The once fierce al-Qaeda has been drained of recruits and money, territory and prestige by Daesh with 63-year-old leader Ayman al-Zawahiri cut off from commanders fighting in Syria. Jihadists have been lured away with promises of better weaponry and more glory.
Al-Qaeda, once led by Osama Bin Laden, had cut ties with Isis in late 2013 after a power struggle with chief Abu Bakr al-Baghdadi, although ideologically similar power struggles between the two groups have now resulted in executions.
A senior commander said to be named Abu Mujahid al-Baqai, was accused of organising attempted assassinations on Isis members in Yarmouk, Syria. He fought with the al-Qaeda affiliate, Jabhat al-Nusra, and was videoed being executed with a gunshot to the back of his head and released in a trademark Isis report after being captured in Damascus province.
The video released by the jihadists also featured the execution of a Syrian Army soldier captured after the recent battle for the ancient city of Palmyra.
The power struggle began when al-Baghdadi reportedly disobeyed orders from network leader al-Zawahri not to operate independently from al-Nusra in Syria. Baghdadi reportedly dismissed the orders and attempted to merge the two branches – essentially making al-Baghdadi the leader of both.
The two factions emerged as the largest Islamist militant groups as the Syrian Civil War descended into nationwide chaos. Over time, Isis eclipsed al-Nusra in many areas in the north and the west of the country.
Isis has now developed a global network of affiliates, most notably in Libya, in Nigeria with Boko Haram and the Philippines with Abu Sayyaf.

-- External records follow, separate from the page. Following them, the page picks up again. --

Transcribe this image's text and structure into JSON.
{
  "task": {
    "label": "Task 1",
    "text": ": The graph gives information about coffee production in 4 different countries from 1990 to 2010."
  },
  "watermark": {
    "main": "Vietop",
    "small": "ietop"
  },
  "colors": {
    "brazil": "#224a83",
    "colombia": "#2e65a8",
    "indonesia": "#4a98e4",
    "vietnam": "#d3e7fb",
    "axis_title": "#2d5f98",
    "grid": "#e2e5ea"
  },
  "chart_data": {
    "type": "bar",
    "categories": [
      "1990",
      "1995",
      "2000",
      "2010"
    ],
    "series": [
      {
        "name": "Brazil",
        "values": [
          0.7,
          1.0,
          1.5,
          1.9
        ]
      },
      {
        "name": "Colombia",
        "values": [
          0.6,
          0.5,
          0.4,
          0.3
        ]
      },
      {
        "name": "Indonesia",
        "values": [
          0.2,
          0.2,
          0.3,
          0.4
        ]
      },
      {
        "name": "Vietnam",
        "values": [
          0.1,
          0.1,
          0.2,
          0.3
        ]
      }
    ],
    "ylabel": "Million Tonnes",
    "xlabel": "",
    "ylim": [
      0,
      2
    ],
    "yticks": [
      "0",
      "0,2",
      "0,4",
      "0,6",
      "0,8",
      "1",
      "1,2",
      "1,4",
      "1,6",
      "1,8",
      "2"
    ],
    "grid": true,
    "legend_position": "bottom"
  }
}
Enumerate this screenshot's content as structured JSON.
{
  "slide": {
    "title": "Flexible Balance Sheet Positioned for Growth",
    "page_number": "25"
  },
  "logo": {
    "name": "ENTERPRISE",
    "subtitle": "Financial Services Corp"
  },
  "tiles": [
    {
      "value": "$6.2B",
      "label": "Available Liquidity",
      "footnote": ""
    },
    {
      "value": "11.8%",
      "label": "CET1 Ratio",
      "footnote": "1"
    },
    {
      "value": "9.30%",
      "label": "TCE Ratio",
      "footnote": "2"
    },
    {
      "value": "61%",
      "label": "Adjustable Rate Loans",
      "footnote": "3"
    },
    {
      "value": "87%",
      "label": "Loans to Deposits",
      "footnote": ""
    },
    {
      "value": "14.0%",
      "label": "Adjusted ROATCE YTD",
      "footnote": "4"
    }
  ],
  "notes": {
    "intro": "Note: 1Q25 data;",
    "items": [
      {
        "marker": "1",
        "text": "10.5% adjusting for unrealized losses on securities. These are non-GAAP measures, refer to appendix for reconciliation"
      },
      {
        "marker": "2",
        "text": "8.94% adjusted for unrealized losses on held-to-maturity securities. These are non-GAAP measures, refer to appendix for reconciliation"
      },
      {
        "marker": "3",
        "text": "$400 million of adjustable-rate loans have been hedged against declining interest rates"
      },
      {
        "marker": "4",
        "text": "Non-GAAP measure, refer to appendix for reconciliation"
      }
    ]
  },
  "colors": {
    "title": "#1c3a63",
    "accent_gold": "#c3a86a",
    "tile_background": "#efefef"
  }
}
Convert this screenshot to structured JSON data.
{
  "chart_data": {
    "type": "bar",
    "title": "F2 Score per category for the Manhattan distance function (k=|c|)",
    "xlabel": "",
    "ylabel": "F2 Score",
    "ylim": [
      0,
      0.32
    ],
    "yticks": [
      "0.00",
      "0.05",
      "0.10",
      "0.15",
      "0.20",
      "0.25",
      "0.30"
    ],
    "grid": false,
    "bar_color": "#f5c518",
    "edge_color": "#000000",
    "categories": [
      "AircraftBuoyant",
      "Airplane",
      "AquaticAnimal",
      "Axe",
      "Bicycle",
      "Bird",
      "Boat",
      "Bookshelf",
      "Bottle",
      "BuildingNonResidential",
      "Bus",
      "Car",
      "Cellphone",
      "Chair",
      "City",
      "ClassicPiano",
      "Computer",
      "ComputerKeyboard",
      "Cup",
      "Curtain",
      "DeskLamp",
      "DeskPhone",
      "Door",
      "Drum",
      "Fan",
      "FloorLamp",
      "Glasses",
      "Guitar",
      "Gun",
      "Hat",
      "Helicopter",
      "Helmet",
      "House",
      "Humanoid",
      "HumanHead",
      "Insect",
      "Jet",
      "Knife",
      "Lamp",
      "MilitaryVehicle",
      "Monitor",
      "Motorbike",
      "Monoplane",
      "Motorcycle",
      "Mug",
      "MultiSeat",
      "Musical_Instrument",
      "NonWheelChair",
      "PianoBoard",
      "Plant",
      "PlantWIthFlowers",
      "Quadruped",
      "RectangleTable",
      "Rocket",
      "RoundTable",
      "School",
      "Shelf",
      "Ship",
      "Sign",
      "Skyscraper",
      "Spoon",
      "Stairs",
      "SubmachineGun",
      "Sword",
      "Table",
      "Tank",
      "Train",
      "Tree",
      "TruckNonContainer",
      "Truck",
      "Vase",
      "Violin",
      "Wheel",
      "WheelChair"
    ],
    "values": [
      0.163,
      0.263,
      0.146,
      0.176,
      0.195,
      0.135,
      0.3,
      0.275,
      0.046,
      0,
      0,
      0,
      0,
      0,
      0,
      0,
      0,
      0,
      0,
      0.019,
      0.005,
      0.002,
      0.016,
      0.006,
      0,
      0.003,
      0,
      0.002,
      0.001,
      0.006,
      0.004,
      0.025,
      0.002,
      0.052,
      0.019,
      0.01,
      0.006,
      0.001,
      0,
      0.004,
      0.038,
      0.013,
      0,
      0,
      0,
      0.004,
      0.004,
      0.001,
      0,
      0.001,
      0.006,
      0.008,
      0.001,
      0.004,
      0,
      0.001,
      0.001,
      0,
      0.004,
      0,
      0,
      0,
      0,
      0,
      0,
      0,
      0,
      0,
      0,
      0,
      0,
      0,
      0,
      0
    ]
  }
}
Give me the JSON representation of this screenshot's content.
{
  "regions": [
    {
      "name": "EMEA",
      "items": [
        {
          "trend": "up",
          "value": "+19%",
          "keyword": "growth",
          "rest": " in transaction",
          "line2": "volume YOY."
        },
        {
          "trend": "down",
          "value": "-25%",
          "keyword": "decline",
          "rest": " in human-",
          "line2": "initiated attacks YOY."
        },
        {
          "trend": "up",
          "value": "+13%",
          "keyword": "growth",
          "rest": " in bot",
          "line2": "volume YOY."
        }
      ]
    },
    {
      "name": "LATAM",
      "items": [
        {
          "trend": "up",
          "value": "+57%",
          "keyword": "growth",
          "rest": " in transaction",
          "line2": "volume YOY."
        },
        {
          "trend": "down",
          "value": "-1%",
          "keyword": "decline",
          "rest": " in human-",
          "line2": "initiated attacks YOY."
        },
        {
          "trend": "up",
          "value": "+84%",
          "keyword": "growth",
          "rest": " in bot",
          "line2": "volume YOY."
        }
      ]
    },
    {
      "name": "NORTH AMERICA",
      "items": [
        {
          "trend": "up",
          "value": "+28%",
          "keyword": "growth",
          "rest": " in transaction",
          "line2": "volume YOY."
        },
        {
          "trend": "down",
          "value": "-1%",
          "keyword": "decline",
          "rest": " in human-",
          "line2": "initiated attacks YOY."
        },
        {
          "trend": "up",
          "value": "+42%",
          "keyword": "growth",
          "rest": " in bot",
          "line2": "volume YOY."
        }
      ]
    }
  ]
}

IS Leaders call al-Qaeda a "drowned enemy" in issue six of their official English-language magazine, Dabiq and added that they will put up with no rival in their territories.
Isis also has a presence in Afghanistan, once home to thousands of al-Qaeda fighters but has struggled to win support in the country with the Taliban condemning the foreigners for their brutality.